Clearly plugging into the rapturously expectant vibe, Can might have had only a faint idea of where they would be going when they left the launchpad. They glanced at each other every so often while snatches of vocal lines, melodies and rhythms from ‘Halleluwah’ or ‘Spoon’ or ‘Pinch’ or ‘Vitamin C’ loomed like iridescent ghosts, then quickly flashed past as the roller coaster continued. 

Being a massive James Brown fan, I homed in on Holger frequently playing just two notes, which Jaki used as vague markers for his relentless mutant groove exploration, on this occasion favouring compelling shuffle rhythms and thunderous funk. ‘One More Night’ was one of the most amazing displays of human drum machine pressure cooker virtuosity I’ve ever seen (the other was Magma’s Christian Vander). Enhancing the jazz impulse, Jaki’s complex yet sometimes featherlight polyrhythms were always at the core of Can, riding the flow while simultaneously directing it with intricate precision. And then there was Irmin’s keyboards. I’ve said it many times but, between his flurries of unorthodox classical grandeur, Irmin routinely sounded like a flying saucer taking off.

After hitting a stratospheric peak that threatened to send the old hall into orbit, the kinetic energy and simmering tension became so tightly wound it erupted into one of the cathartic meltdowns they called “godzillas”. Watching these wildly diverse oddball scientists at work was monstrously impressive and would sit deep in my soul for life. 

Stunned by what I’d experienced, I didn’t dare venture up to the dressing room after the show.
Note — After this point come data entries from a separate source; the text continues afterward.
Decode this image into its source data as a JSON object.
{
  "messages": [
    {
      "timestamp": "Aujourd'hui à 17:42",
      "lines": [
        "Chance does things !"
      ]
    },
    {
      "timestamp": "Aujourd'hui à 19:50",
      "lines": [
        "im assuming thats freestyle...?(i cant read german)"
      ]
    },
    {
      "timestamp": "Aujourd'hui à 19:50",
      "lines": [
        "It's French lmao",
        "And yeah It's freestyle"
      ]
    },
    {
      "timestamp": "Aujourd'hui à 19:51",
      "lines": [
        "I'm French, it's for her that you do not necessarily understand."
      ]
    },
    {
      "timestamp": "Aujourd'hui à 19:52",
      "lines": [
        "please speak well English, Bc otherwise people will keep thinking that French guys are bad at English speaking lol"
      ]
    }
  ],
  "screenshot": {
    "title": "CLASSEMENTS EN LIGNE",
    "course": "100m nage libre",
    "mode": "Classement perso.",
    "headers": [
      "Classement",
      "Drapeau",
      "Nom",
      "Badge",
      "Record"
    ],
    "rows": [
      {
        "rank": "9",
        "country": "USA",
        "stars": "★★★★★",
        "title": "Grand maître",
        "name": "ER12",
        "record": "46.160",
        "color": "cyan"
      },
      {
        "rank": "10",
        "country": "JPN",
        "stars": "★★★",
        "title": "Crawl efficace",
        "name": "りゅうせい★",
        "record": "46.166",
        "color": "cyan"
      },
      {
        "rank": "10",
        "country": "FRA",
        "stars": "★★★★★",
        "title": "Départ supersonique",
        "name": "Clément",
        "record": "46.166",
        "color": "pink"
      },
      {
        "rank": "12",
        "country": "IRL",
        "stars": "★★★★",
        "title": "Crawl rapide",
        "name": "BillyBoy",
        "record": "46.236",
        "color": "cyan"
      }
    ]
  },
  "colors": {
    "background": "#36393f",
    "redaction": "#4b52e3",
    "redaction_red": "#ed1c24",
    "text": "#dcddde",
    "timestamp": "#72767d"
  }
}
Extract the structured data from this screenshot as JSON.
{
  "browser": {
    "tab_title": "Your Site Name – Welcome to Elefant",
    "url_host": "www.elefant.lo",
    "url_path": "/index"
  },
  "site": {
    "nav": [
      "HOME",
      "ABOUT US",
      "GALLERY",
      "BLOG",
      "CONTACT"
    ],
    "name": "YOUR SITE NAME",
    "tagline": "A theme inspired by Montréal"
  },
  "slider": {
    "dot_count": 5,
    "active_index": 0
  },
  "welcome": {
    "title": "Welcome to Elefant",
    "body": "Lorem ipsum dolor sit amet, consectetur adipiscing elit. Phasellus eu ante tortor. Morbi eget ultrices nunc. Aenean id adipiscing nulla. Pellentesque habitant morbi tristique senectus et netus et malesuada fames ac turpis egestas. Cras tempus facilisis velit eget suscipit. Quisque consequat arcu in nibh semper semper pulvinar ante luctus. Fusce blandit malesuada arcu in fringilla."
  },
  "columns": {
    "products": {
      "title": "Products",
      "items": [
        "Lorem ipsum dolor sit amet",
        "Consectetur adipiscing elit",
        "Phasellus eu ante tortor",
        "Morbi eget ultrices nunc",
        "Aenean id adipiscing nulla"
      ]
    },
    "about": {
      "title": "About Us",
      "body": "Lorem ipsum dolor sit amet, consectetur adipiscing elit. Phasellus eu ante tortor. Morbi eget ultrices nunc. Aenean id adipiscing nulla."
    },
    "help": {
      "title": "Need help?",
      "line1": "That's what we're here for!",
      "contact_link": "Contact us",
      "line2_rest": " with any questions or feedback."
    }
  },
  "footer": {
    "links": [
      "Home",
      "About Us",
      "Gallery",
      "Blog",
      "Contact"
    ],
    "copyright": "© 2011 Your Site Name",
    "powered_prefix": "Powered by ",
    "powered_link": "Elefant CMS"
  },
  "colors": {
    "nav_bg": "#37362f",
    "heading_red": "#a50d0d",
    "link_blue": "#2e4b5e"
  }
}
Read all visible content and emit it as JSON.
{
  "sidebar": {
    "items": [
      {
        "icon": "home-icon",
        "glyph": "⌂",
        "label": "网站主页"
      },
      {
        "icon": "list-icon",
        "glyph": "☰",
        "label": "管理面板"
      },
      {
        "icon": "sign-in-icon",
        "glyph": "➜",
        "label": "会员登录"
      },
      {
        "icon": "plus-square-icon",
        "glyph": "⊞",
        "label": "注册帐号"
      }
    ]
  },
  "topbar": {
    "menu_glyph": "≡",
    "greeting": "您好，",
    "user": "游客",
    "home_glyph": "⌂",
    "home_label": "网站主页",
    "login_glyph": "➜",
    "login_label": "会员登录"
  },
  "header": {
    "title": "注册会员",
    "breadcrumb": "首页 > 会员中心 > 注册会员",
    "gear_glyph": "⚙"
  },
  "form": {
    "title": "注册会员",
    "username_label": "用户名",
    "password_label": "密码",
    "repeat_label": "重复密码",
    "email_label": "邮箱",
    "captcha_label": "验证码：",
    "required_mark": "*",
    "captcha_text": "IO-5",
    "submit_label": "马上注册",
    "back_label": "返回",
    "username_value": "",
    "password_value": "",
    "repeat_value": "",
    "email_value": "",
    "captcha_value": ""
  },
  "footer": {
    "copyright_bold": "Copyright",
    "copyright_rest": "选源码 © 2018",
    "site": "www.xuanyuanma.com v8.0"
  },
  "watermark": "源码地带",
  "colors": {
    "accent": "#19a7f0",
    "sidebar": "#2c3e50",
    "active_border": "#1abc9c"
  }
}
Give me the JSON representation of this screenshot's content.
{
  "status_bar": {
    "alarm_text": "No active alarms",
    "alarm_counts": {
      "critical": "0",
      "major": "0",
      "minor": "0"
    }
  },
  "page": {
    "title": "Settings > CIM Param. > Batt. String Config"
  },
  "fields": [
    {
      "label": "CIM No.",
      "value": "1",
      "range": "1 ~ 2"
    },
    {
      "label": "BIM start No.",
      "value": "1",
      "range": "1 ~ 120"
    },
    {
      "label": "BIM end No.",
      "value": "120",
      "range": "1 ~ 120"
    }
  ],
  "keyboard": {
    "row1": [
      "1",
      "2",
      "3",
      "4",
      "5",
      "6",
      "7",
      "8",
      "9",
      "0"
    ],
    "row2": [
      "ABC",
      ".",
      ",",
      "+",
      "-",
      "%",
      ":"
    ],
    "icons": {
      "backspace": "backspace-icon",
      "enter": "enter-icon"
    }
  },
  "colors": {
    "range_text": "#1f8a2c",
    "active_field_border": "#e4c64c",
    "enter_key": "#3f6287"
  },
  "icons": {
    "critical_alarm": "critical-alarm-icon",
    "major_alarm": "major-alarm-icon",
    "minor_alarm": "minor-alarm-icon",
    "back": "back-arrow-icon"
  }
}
But when Can suddenly materialised in the auditorium, I couldn’t resist bowling up and burbling unfettered fan-gush. Pleasantly humouring this gurgling nutter, they turned out to be nice guys. A year later, when it happened all over again, this time without Damo, they even agreed with my theory about the seasons that the albums were recorded, their set now also traversing ‘Future Days’ (a summer scorcher).

If you’d told that wide-eyed kid that, 24 years later, he’d be contributing to Can’s ‘Sacrilege’ remix project and appearing in ‘Can: The Documentary’ as a veteran fan and wizened old fart, let alone attempting to recall the band’s first Friars gig for an electronic music magazine 48 years later, he would have guffawed uncontrollably. 

The one crystal clear thing that night in 1973 was that Can sounded like the future.